Thursday, August 28, 2008

An Unwanted Journey: Day 1009 - What Can Go Wrong

Blood tests, EKG, X-rays, consults with pain specialists, the anaesthesiologist, the pre-surgical nurse and so on. Roughly 3 1/2 hours of answering questions, filling in forms, hearing all the things that can go wrong during a major surgery like liver resection, discovering that I'll be in the intensive care unit for about 2 days before being transferred to the surgical floor, that I'll probably need blood transfusions during's all a little overwhelming today.

I now know when to stop taking my vitamins, stop drinking alcohol, stop eating, stop drinking water, what medications to take with me, when to bathe, what to take with me, what not to take with me, the privacy policy and access code for my wife, how long I'll be in hospital, where the scar will be on my torso, what all the machines, lines, catheters, and pain meds will be, the importance of using the inspirometer and wiggling my toes while confined in the IC unit...did I say it's all a bit overwhelming?

And then I went back to work for the afternoon. Not that I was able to concentrate effectively on the tasks at hand. All I could really think about was the image of how a man can be transformed into an octopus of wires, tubes, and lines.

While waiting for each new phase in the consultations, I tried and eventually succeeded in finding the wireless access in the hospital, only to discover that what was free 2 1/2 years ago now costs the patient about $9 a day, $20 a week or $35 a month. And then there's the additional costs of phone and television access (which you can't have in intensive care, for fairly obvious reasons).

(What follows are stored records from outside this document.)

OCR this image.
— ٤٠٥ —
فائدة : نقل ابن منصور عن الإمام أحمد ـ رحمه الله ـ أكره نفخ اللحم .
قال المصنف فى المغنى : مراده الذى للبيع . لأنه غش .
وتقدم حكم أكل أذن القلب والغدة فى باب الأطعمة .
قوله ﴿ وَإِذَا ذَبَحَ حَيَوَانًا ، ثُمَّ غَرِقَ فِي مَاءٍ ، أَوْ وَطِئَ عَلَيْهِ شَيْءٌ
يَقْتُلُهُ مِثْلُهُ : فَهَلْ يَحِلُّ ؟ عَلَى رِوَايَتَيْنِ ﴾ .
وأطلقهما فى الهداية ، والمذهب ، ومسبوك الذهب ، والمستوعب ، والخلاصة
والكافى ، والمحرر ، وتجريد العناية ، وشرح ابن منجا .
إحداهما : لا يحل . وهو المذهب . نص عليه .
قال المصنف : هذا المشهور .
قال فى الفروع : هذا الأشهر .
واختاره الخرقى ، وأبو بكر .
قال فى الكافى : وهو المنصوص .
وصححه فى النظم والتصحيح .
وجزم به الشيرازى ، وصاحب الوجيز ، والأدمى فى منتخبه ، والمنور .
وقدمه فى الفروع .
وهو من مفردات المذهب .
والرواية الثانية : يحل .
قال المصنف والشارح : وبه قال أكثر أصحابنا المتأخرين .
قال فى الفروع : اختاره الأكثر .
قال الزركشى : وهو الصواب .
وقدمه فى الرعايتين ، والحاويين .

It was a wake up call. Not that I haven't been paying attention and aware about how serious this business of surgery truly is. It's just that all this pre-surgical business was like someone shaking you, throwing water in your face, or pinching you as you began to doze off. This evening it's very, very real!

But it's also slightly unreal. No matter how many times I'm asked if I have questions about the surgery or the pain meds or the general anaesthesia, there really isn't anything optional here, other than whether I want regular TV or prime TV. The surgery is something we have to do and basically all I can do well is to show up hoping for the best possible outcome. It's like being asked if you have any concerns about the sun coming up tomorrow morning or about the rain and thunderstorms we expect in the region tonight.

The reality is that the preparation is necessary. Patients need to know what will happen to them. The hospital staff needs to outline what can go wrong, even with good lab results. And I just need to get from here to there.

Two weeks from now, I'll be recovering in the ICU, happy to see my wife's face and thinking about whether I will order the television service for my semi-private room in another day or two.